Joan Warner (born c. 1913) was an American fan dancer from Narberth, Pennsylvania, who was put on trial for indecent exposure in Paris, France, in 1935. She was a rival of Sally Rand when she danced in Chicago, Illinois.

Warner JoanWarner Joan

Warner was raised in Washington, D.C., studying there and in New York. She was three years old when she began dancing. She was slender, quite tall, very blonde, with blue eyes. She danced in Hollywood in 1933 before moving on to Chicago. where she entertained at the Royal Frolics. Warner made appearances in Miami, Florida, Palm Beach, and New Orleans. In the latter city she was persuaded to go abroad by an English producer. She danced unimpeded in Paris music halls and cabarets beginning in the spring of 1934. She encountered legal difficulties when numerous imitators of her shows began to perform at different venues.

Warner mostly appeared nude solely in dim lighted cabarets where she was not especially close to her audience. She wore a fan and sometimes a pair of iron bracelets during her performances. She appeared at the Bagdad, a tea-dancing restaurant in the Champs Elysees. She was arrested there and the club was forced to close for a day before its license was restored. She soon obtained an engagement at the Alcazar and received top billing at Bal Tabarin.

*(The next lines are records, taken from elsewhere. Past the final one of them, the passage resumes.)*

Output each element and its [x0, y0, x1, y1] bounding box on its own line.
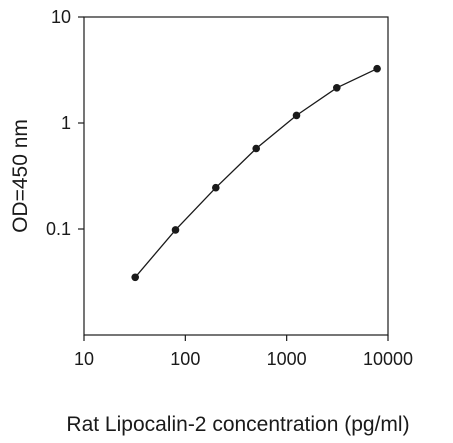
y-tick-label: 0.1: [46, 219, 71, 239]
data-point: [171, 226, 180, 234]
y-axis-title: OD=450 nm: [9, 119, 32, 233]
plot-frame: [83, 16, 389, 336]
data-point: [252, 144, 260, 153]
data-point: [333, 84, 341, 92]
x-tick-label: 100: [170, 349, 200, 369]
x-tick-label: 1000: [267, 349, 307, 369]
y-tick-label: 10: [51, 7, 71, 27]
x-axis-title: Rat Lipocalin-2 concentration (pg/ml): [66, 413, 409, 436]
x-tick-label: 10000: [363, 349, 413, 369]
data-point: [131, 273, 139, 282]
data-point: [292, 111, 301, 120]
data-point: [373, 64, 381, 73]
y-axis-tick-labels: 0.1 1 10: [46, 7, 71, 239]
x-tick-label: 10: [74, 349, 94, 369]
data-series: [131, 64, 381, 282]
x-axis-ticks: [83, 335, 389, 341]
series-line: [134, 68, 378, 278]
y-tick-label: 1: [61, 113, 71, 133]
data-point: [212, 183, 220, 192]
x-axis-tick-labels: 10 100 1000 10000: [74, 349, 413, 369]
y-axis-ticks: [78, 16, 84, 230]
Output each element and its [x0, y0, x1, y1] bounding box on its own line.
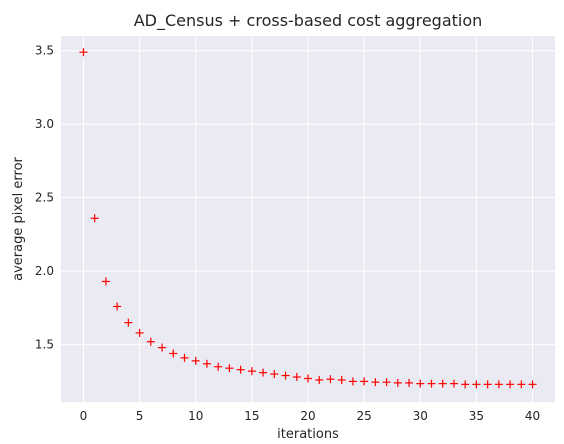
- data-point: [270, 370, 279, 379]
- data-point: [247, 367, 256, 376]
- data-point: [528, 380, 537, 389]
- data-point: [214, 362, 223, 371]
- data-point: [236, 365, 245, 374]
- data-point: [281, 371, 290, 380]
- data-point: [348, 377, 357, 386]
- x-axis-label: iterations: [277, 427, 339, 442]
- data-point: [360, 377, 369, 386]
- data-point: [158, 343, 167, 352]
- y-tick-labels: 1.5 2.0 2.5 3.0 3.5: [35, 44, 54, 352]
- y-tick-label: 2.5: [35, 191, 54, 205]
- grid-lines: [61, 36, 555, 402]
- x-tick-label: 0: [80, 409, 88, 423]
- data-point: [326, 375, 335, 384]
- data-point: [494, 380, 503, 389]
- chart-title: AD_Census + cross-based cost aggregation: [134, 11, 483, 31]
- data-point: [101, 277, 110, 286]
- y-tick-label: 3.5: [35, 44, 54, 58]
- x-tick-label: 10: [188, 409, 203, 423]
- data-point: [405, 378, 414, 387]
- x-tick-label: 35: [469, 409, 484, 423]
- data-point: [449, 379, 458, 388]
- data-point: [304, 374, 312, 383]
- data-point: [225, 364, 234, 373]
- data-point: [506, 380, 515, 389]
- data-point: [135, 328, 144, 337]
- data-point: [393, 378, 402, 387]
- data-point: [180, 353, 189, 362]
- data-point: [517, 380, 526, 389]
- data-point: [416, 379, 425, 388]
- data-point: [202, 359, 211, 368]
- data-point: [113, 302, 122, 311]
- x-tick-label: 25: [356, 409, 371, 423]
- x-tick-label: 5: [136, 409, 144, 423]
- y-axis-label: average pixel error: [11, 156, 26, 280]
- x-tick-labels: 0 5 10 15 20 25 30 35 40: [80, 409, 541, 423]
- x-tick-label: 20: [300, 409, 315, 423]
- data-point: [438, 379, 447, 388]
- data-point: [124, 318, 133, 327]
- x-tick-label: 15: [244, 409, 259, 423]
- data-point: [90, 214, 99, 223]
- data-point: [382, 378, 391, 387]
- x-tick-label: 30: [413, 409, 428, 423]
- data-point: [483, 380, 492, 389]
- data-point: [427, 379, 436, 388]
- data-point: [461, 380, 470, 389]
- x-tick-label: 40: [525, 409, 540, 423]
- data-point: [315, 375, 324, 384]
- data-points: [79, 48, 537, 389]
- data-point: [337, 375, 346, 384]
- data-point: [146, 337, 155, 346]
- y-tick-label: 1.5: [35, 338, 54, 352]
- data-point: [79, 48, 88, 57]
- data-point: [191, 356, 200, 365]
- data-point: [371, 378, 380, 387]
- data-point: [472, 380, 481, 389]
- data-point: [259, 368, 268, 377]
- y-tick-label: 3.0: [35, 117, 54, 131]
- y-tick-label: 2.0: [35, 264, 54, 278]
- data-point: [292, 373, 301, 382]
- data-point: [169, 349, 178, 358]
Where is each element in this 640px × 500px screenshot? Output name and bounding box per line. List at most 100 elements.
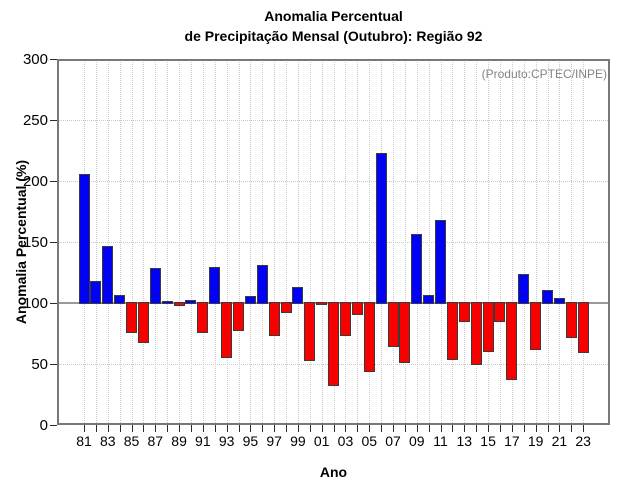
y-tick-label-100: 100: [22, 295, 48, 312]
y-tick-200: [50, 181, 57, 182]
x-tick-label-91: 91: [195, 433, 211, 449]
horizontal-gridline-200: [57, 181, 610, 182]
bar-16: [494, 302, 506, 323]
y-tick-label-250: 250: [22, 112, 48, 129]
y-tick-50: [50, 364, 57, 365]
bar-02: [328, 302, 340, 386]
chart-title-line2: de Precipitação Mensal (Outubro): Região…: [184, 28, 483, 44]
x-tick-22: [571, 425, 573, 432]
bar-15: [482, 302, 494, 352]
bar-01: [316, 302, 328, 306]
bar-97: [268, 302, 280, 336]
bar-05: [363, 302, 375, 373]
horizontal-gridline-250: [57, 120, 610, 121]
x-tick-96: [262, 425, 264, 432]
bar-91: [197, 302, 209, 334]
x-tick-label-07: 07: [385, 433, 401, 449]
y-tick-300: [50, 59, 57, 60]
x-tick-label-93: 93: [218, 433, 235, 449]
bar-18: [518, 273, 530, 304]
x-tick-label-03: 03: [337, 433, 354, 449]
x-tick-19: [535, 425, 537, 432]
bar-86: [137, 302, 149, 344]
bar-17: [506, 302, 518, 380]
x-tick-label-89: 89: [171, 433, 187, 449]
bar-94: [233, 302, 244, 331]
x-tick-21: [559, 425, 561, 432]
bar-87: [149, 267, 161, 304]
x-tick-90: [190, 425, 192, 432]
x-tick-label-83: 83: [99, 433, 116, 449]
bar-99: [292, 287, 304, 304]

Warner appeared in a French court beginning in July 1935 on a charge of "offending public modesty". The suit was brought by the Association for the Increase of the French Population. She was cited for a violation of Article 330 of the French code. It dealt with the extent to which a person could be legally undressed in public. It was also contended that during one dance she came too close to the floor space designated for spectators. Warner argued for the art in her dance routine. She said she was covered from head to foot with white makeup and an invisible lavender silk cloth covered me in my absolutely correct positions. Her defense was supported by noted aviators, novelists, a zoology professor, and a painter, Maurice Devlaminck. The latter read a text about artistic nudity and said that he was not shocked by nakedness.

On July 18 the Tenth Correctional Chamber fined Warner fifty francs. The judicial body ruled "it is against the law of the French Republic to dance in the nude, however artistically one may dance". The small fine imposed implied that the court was lenient. It mostly took exception to the dances being advertised as "nude" when actually they gave an impression of complete nudity. Specifically, the court elaborated that it was hard to distinguish "between what was art and what was lewdness".